Common Beginner Mistakes I Made (So You Don't Have To)
Mistake #1: Trying to make the construction perfect before moving on. Sometimes "good enough" construction leads to better learning than spending an hour on the perfect circle.
Mistake #2: Jumping straight to detailed faces. I should have spent more time on basic head shapes from different angles first.
Mistake #3: Getting frustrated when my drawings didn't look like the examples in books. Professional artists have been doing this for years – of course their construction lines are cleaner!
Resources That Actually Helped
I won't overwhelm you with links, but here are the resources that made the biggest difference for me:
Andrew Loomis's original book "Drawing the Head and Hands" is available free online. The explanations are thorough, though the language feels a bit old-fashioned.
YouTube tutorials that break down the method step-by-step were invaluable. Look for ones specifically labeled "Loomis method for beginners."
Practice sheets with pre-drawn circles and guidelines helped me focus on placement rather than construction when I was starting out.
My Current Progress and Next Steps
Three weeks in, I can now draw a basic head that looks proportionally correct about 70% of the time. My profile views are still wonky, and don't ask me about three-quarter angles yet, but the front view is starting to feel natural.

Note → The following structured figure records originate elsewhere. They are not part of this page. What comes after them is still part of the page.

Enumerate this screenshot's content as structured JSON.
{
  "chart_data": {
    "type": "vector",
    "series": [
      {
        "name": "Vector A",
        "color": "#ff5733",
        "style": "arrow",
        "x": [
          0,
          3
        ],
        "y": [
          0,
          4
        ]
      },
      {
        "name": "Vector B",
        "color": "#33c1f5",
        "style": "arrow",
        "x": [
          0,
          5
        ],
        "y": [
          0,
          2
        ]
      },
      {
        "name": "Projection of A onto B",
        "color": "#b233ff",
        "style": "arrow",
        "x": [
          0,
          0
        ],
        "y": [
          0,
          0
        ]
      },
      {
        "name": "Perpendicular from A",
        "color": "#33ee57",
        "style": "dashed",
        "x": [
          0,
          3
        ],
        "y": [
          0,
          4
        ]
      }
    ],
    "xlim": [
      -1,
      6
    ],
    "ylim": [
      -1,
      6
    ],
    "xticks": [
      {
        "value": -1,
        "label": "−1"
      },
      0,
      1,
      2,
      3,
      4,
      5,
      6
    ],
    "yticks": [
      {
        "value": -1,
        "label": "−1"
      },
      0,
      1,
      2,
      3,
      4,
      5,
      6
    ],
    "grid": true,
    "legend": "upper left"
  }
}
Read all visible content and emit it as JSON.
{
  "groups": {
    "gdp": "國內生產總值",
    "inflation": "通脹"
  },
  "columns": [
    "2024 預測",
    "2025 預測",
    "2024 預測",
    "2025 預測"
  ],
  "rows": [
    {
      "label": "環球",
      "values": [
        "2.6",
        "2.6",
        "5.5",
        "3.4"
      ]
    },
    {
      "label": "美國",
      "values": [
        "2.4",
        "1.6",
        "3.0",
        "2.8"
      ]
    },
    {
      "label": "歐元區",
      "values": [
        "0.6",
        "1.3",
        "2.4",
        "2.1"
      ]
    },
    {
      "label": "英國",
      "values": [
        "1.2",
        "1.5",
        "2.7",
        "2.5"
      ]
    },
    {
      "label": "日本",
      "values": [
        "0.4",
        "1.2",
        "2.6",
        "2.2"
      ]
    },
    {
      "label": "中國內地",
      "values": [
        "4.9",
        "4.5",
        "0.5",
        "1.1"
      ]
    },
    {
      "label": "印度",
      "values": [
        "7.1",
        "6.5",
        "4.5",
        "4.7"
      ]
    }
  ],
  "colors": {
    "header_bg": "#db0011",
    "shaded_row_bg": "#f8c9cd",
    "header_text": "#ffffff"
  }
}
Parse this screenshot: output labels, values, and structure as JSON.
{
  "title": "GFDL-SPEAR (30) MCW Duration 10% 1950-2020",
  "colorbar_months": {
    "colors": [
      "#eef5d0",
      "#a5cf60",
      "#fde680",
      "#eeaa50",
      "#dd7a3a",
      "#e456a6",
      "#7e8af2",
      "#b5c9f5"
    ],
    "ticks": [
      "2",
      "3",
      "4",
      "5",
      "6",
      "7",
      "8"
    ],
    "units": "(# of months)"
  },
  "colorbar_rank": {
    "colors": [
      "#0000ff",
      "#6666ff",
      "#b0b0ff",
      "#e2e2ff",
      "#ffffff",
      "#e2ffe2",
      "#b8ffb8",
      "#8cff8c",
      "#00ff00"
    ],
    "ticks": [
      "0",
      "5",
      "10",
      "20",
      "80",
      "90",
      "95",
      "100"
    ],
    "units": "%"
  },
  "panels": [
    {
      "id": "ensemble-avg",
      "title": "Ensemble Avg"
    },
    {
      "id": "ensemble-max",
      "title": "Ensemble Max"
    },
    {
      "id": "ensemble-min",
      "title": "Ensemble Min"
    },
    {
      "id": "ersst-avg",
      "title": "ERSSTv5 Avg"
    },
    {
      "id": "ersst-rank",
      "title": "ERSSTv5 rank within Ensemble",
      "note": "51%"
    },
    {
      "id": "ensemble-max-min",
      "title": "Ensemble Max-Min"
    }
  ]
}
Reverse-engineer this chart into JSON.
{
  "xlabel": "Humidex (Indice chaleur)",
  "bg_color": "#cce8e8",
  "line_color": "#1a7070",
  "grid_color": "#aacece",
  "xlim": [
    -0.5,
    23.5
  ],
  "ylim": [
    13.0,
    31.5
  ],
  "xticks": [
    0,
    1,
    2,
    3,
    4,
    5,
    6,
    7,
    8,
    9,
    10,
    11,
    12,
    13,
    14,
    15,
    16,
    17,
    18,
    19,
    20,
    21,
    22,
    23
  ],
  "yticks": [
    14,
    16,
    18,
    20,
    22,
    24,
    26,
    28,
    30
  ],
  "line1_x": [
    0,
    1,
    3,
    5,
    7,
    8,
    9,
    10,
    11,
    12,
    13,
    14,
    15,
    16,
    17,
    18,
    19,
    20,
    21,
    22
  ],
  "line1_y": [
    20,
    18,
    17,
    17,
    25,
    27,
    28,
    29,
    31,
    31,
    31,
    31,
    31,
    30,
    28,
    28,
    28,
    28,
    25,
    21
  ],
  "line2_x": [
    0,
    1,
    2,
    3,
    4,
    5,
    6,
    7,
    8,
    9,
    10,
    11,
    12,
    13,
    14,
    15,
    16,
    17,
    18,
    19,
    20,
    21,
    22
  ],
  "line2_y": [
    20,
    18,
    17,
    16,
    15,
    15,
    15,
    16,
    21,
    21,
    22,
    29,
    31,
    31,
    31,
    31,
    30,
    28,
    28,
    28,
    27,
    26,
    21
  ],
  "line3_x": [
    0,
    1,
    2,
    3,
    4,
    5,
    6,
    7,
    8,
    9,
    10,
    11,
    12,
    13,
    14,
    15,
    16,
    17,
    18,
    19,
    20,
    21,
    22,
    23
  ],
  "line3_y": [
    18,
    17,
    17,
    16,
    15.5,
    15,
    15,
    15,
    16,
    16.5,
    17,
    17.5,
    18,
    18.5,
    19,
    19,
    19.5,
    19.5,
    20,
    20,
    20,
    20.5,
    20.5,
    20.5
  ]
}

"The method gives you a framework to hang your observations on." – This quote from one tutorial really stuck with me.
What I'm working on next: I want to get comfortable with the basic head construction from multiple angles before I start worrying about individual facial features or expressions. Baby steps, right?
I'm also planning to share some of my practice sheets here – the good, the questionable, and the "what even is that supposed to be?" attempts. Maybe seeing the messy learning process will help other beginners realize it's normal to struggle with this stuff.
Should You Try the Loomis Method?
If you're tired of drawing faces that look like they were assembled by someone who had never seen a human before, then yes – give it a shot. But go in with realistic expectations:
It will feel awkward at first. You're training your brain to see faces as geometric shapes, which goes against how we naturally perceive them.
Progress is slow but steady. Don't expect to master it in a weekend, but you should see improvement within a few weeks of consistent practice.
It's worth the effort. Even my imperfect Loomis heads look more convincing than my previous "just wing it" approach.
The method isn't magic, but it's a solid foundation. And honestly, having a systematic approach takes away some of the guesswork that used to paralyze me when starting a portrait.